Participants with active RA and prior inadequate response to methotrexate were assigned randomly 1:1:1 to 64 mg olokizumab every 2 weeks, 64 mg olokizumab every 4 weeks, or placebo. Previous methotrexate doses were continued for all participants. The primary endpoint was the proportion of participants achieving American College of Rheumatology 20% (ACR20) response at week 12. Secondary endpoints included the percentage of participants with a Disease Activity Score 28 based on C-reactive protein (DAS28-CRP) lower than 3.2 at week 12, improvement in the Health Assessment Questionnaire Disability Index (HAQ-DI) at week 12, ACR50 response at week 24, and percentage of participants in remission at week 24 as indicated by a Clinical Disease Activity Index (CDAI) score of 2.8 or lower. Safety and immunogenicity were assessed continually.
Among 427 participants randomly assigned to 3 groups (olokizumab every 2 weeks [n=143], olokizumab every 2 weeks [n=142], placebo [n=143]), ACR20 responses were 63.6%, 70.4%, and 25.9%, respectively (P <.0001 for both comparisons). Significant differences (P <.0001 or P <.001) were observed between the 2- and 4-week treatment groups compared with placebo for all secondary endpoints. Incidences of treatment-emergent serious adverse events (TESAEs) were 5.6%, 5.6%, and 2.8% in the olokizumab every 2 weeks, olokizumab every 4 weeks, and placebo groups, respectively. Infections were the most frequently reported TESAEs. Neutralizing antibodies were not detected in any of the participants, indicating low immunogenicity.

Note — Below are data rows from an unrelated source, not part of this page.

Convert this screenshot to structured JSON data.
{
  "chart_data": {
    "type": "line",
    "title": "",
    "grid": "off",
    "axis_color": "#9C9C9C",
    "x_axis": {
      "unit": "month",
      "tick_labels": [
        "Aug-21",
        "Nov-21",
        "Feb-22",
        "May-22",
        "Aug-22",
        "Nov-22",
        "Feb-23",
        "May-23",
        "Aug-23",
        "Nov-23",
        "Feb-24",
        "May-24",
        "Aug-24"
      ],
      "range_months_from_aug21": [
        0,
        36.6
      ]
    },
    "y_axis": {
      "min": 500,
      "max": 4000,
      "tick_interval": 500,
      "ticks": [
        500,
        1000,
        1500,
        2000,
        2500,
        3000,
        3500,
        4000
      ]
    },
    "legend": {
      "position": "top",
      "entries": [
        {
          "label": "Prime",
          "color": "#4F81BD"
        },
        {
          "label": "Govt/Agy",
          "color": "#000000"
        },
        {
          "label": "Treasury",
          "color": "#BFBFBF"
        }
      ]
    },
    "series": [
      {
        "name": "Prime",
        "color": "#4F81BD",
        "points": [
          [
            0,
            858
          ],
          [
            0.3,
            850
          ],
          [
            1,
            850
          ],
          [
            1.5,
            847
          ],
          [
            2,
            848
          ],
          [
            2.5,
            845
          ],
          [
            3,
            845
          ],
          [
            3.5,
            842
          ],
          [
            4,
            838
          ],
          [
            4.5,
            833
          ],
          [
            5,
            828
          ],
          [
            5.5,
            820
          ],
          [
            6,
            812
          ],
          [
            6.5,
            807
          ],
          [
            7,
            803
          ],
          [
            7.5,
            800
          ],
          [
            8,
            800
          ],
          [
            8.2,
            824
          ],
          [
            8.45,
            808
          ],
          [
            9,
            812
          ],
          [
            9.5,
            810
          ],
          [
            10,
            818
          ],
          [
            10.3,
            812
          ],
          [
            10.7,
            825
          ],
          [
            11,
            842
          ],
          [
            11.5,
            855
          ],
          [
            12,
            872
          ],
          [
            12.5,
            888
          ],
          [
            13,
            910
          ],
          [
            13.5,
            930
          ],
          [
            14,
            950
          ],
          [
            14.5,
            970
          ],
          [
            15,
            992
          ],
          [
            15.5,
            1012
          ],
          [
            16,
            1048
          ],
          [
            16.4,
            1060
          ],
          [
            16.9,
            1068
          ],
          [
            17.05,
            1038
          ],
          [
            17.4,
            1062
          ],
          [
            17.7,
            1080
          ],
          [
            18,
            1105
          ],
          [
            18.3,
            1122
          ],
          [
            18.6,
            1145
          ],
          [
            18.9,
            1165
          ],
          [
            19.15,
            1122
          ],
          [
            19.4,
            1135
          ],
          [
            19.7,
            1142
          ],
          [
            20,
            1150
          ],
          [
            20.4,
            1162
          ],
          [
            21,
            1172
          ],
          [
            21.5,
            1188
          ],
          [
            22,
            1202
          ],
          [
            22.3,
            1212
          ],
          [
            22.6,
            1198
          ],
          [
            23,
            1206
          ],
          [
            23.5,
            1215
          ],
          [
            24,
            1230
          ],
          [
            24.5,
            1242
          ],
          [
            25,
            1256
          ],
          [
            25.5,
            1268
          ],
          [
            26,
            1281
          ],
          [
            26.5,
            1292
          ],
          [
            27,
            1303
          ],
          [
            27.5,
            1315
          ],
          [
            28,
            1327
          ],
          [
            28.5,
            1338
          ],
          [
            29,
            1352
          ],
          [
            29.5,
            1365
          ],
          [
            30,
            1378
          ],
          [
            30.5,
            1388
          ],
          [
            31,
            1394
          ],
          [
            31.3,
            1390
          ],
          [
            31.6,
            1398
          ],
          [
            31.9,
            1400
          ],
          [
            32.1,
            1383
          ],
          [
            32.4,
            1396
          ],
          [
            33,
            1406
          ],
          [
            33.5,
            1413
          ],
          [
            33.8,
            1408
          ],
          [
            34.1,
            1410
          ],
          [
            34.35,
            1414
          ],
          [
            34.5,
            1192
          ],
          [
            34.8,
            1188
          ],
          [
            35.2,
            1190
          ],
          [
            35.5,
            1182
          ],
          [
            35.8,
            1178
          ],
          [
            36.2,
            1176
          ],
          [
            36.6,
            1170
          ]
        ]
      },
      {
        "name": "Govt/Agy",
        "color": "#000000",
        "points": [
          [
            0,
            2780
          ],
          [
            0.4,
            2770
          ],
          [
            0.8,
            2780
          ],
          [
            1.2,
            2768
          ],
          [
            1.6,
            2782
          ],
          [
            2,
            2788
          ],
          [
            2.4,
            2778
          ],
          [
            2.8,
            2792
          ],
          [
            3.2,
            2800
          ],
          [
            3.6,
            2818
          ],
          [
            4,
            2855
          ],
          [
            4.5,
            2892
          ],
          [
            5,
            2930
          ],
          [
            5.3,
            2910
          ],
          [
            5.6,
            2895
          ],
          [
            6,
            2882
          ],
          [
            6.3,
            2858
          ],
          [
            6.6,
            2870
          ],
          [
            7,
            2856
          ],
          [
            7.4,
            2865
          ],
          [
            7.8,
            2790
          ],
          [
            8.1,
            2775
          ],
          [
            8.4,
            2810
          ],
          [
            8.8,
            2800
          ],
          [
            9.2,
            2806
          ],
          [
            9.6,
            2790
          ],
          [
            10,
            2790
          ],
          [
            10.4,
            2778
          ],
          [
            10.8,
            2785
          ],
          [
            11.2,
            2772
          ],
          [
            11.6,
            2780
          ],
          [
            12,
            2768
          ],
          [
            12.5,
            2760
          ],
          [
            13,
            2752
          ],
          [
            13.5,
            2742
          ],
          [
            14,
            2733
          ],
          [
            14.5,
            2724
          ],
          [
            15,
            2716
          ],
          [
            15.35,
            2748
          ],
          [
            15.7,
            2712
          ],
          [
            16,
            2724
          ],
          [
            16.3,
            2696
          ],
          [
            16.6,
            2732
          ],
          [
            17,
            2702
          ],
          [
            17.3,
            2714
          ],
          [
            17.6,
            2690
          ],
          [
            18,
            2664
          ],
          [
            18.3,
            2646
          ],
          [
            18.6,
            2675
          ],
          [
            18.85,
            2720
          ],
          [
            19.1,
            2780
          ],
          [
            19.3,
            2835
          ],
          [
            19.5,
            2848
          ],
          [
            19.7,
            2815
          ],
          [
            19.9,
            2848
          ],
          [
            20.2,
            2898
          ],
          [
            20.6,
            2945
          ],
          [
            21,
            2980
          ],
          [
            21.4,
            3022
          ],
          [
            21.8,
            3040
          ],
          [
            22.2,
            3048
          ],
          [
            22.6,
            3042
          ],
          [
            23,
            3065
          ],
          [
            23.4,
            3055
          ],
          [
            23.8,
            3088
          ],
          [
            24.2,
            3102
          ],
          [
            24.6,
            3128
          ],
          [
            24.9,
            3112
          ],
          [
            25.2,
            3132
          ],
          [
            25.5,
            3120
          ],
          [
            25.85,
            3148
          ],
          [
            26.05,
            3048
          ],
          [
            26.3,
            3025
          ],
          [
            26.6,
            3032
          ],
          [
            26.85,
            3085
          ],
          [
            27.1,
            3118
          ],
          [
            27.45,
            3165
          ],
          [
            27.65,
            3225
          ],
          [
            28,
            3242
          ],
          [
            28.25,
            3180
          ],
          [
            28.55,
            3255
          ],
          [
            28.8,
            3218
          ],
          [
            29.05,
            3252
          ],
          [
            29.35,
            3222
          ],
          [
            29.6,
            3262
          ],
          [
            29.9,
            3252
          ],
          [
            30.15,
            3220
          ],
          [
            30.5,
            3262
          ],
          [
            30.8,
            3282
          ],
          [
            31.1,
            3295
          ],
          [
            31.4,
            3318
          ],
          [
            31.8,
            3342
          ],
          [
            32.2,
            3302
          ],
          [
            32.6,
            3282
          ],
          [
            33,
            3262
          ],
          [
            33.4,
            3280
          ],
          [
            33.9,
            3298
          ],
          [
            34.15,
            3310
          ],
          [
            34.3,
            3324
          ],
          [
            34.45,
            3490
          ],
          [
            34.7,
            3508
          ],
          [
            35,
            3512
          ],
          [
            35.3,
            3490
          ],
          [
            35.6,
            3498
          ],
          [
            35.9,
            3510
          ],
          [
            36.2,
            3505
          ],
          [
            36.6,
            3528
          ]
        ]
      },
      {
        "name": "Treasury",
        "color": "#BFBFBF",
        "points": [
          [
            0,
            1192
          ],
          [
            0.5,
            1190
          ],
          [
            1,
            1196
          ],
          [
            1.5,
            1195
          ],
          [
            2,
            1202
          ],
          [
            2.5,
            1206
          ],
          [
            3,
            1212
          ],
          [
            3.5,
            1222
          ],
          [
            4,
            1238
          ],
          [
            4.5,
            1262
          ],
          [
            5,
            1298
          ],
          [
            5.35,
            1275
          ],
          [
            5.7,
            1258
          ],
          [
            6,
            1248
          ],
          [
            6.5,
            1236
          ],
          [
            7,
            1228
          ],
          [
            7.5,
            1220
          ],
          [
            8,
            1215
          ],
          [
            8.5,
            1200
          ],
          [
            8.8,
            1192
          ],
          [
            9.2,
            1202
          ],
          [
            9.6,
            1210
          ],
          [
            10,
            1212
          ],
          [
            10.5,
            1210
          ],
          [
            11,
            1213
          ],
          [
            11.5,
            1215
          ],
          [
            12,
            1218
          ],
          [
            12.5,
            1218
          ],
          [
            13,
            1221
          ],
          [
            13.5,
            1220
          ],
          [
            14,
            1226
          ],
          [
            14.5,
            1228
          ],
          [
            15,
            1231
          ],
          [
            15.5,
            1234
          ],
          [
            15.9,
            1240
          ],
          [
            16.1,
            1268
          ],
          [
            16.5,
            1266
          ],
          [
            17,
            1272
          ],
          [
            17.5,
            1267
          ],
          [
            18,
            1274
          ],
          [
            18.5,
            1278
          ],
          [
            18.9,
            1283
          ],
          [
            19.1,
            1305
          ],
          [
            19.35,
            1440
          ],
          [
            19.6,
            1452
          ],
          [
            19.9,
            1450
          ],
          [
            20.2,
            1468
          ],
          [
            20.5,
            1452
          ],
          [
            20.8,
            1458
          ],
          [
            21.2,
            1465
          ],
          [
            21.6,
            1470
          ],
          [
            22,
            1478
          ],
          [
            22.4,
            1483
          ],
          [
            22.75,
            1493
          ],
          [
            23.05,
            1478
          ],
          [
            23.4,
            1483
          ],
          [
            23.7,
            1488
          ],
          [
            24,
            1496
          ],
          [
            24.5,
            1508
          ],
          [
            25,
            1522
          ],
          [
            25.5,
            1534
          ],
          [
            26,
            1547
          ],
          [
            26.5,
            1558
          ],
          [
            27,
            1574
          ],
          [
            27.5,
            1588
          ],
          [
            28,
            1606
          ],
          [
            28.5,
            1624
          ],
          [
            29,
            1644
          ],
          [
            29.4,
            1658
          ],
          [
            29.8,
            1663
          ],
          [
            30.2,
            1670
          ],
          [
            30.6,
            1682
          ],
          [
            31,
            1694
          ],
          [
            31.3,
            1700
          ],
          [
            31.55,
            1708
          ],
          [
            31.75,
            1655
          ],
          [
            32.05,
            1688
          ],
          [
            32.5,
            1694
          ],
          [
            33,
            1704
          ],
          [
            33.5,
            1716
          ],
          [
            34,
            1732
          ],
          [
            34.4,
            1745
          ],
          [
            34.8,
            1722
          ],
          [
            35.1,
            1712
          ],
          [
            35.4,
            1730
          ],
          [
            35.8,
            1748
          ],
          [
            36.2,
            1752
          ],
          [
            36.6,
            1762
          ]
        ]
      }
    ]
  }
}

Limitations of the study included a lack of an active comparator to compare olokizumab with other agents, absence of radiographic assessments, and limited geographic and racial diversity.
“This study evaluated two effective doses with a frequency of injection of once per 2 weeks and once per month, and both regimens of [olokizumab] were superior to [placebo] in reducing signs and symptoms and improving disability and quality of life over a period of 24 weeks,” the researchers concluded. “As expected, there were more adverse events observed in the [olokizumab]-treated patients, but they were mostly mild to moderate with few serious adverse events and no unexpected safety findings and relatively low number of dropouts due to an adverse event.”
Disclosure: Several study authors declared affiliations with biotech, pharmaceutical, and/or device companies. Please see the original reference for a full list of authors’ disclosures.
Nasonov E, Fatenejad S, Feist E, et al. Olokizumab, a monoclonal antibody against interleukin 6, in combination with methotrexate in patients with rheumatoid arthritis inadequately controlled by methotrexate: efficacy and safety results of a randomised controlled phase III study. Ann Rheum Dis. Published online August 3, 2021. doi: 10.1136/annrheumdis-2021-219876.